> Many scientists have attempted to estimate when the Arctic will be "ice-free". Professor Peter Wadhams of the University of Cambridge is among these scientists; Wadhams in 2014 predicted that by 2020 "summer sea ice to disappear," Wadhams and several others have noted that climate model predictions have been overly conservative regarding sea ice decline. A 2013 paper suggested that models commonly underestimate the solar radiation absorption characteristics of wildfire soot. In 2007, Professor Wieslaw Maslowski from the Naval Postgraduate School, California, predicted removal of summer ice by 2013; subsequently, in 2013, Maslowski predicted 2016 ±3 years.
Looks to me like there have been plenty of overly-alarming predictions about a Blue Ocean Event over the last two decades.
What makes you think I expect them to make an accurate prediction down to the year?
The last prediction from that quote was made in 2013 and predicted 2016 +/- 3 years.
Inaccuracies aren't the issue here. The problem is that well-intentioned scientists and politicians are making overly-alarming predictions that keep eroding the populations trust when they keep failing to come true. How do you convince someone to believe you when you say climate change is a real, serious, and immediate threat when they have been lied to about the subject over and over again?
The context of that prediction were the extreme records set by sea ice in 2012, when it did almost disappear. That made some scientists think that we were seeing a nonlinear phase shift and that it would not recover. It did recover, and resumed its linear downward trajectory.
But if your takeaway from that is that scientists are overconfident and wrong, that is insane, because the important thing to know about sea ice is that at its yearly minimum, its volume is a third of what it was in 1980. No matter how you cut it, it's almost gone.

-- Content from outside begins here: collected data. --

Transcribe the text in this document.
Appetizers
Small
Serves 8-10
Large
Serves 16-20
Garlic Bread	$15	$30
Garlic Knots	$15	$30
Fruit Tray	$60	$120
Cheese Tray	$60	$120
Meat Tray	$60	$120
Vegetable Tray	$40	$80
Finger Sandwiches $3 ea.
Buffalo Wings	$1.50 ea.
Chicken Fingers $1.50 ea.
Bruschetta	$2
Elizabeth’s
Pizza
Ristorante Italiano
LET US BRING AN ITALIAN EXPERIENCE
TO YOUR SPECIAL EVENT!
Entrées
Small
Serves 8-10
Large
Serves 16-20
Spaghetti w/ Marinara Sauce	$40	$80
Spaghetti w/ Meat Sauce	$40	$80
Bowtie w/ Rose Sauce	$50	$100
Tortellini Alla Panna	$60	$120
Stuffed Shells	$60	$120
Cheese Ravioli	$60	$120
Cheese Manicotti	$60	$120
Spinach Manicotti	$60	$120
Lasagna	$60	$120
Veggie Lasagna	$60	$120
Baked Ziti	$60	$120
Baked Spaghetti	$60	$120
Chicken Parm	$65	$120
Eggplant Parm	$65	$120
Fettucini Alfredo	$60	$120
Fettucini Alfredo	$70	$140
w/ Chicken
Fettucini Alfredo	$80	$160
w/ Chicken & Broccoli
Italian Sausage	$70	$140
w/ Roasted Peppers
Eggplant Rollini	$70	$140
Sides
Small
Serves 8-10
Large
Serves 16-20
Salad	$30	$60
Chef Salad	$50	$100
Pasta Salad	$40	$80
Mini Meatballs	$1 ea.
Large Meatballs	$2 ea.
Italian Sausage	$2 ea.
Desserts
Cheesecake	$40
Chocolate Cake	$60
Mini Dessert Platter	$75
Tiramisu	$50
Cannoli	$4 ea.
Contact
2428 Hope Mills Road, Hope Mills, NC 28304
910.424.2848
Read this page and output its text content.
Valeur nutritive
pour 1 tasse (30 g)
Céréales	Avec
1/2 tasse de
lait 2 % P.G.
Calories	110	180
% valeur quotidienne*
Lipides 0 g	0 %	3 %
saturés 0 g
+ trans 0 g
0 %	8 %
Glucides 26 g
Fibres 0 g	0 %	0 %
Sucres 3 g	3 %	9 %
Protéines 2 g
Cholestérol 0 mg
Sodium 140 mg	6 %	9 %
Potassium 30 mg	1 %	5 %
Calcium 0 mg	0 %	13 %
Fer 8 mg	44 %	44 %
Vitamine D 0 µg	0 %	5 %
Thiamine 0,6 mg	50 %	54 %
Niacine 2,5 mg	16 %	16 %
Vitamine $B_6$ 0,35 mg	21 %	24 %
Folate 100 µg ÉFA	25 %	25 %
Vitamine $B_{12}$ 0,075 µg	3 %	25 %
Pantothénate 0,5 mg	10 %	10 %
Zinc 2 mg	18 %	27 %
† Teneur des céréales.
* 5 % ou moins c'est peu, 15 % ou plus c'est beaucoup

> But if your takeaway from that is that scientists are overconfident and wrong
my takeaway is that every years hundred models are given birth, every year later the model fitting the data best survive, and two year later when that last model prediction fail, a new model from the previous that that predicted the change better replaces it, in a never ending cycle of bullshit.
the models go both way: without a predictive model that can hold water, how do you know which parameter to tune to resolve the climate crisis?
That's not overly-alarmy; it's a demonstration of the astounding capabilities of climate models to describe incomprehensibly complex phenomena to a remarkable degree.
I think that's a very forgiving take. I recognize that climate change is extremely complex and it's a huge accomplishment for our models to be as accurate as they are. However, they are clearly not accurate enough to be making statements like "2016 ±3 years". Statements like that are easy ammunition for climate change denial.
Given the references in the comment you are replying to, I think more people might interpret as a demonstration of the astounding degree that climate models can totally miss the mark. And calls into question the degree to which we should base policy decisions - with major negative consequences - on those models.
The wikipedia 'graph talks about one scientist who made an over-aggressive estimate... And then lays out the more 'conservative' estimates, placing the BOE sometime between 2022 and the 2030's or 2040's. That sounds like the process working, to me; there's a range of estimates, and it's foolish to disregard honestly-obtained outliers just because they are on the outside.
As it is, I don't think even the over-aggressive calls have "totally missed the mark"; what we're seeing now says maybe they were off by a few years. In terms of global risk analysis around climate change, that error doesn't really matter all that much. Calling to address a major tipping point a few years early is arguably a feature, even.
https://en.wikipedia.org/wiki/Arctic_sea_ice_decline#Ice-fre...
> Many scientists have attempted to estimate when the Arctic will be "ice-free". Professor Peter Wadhams of the University of Cambridge is among these scientists; Wadhams in 2014 predicted that by 2020 "summer sea ice to disappear," Wadhams and several others have noted that climate model predictions have been overly conservative regarding sea ice decline. A 2013 paper suggested that models commonly underestimate the solar radiation absorption characteristics of wildfire soot. In 2007, Professor Wieslaw Maslowski from the Naval Postgraduate School, California, predicted removal of summer ice by 2013; subsequently, in 2013, Maslowski predicted 2016 ±3 years.
Looks to me like there have been plenty of overly-alarming predictions about a Blue Ocean Event over the last two decades.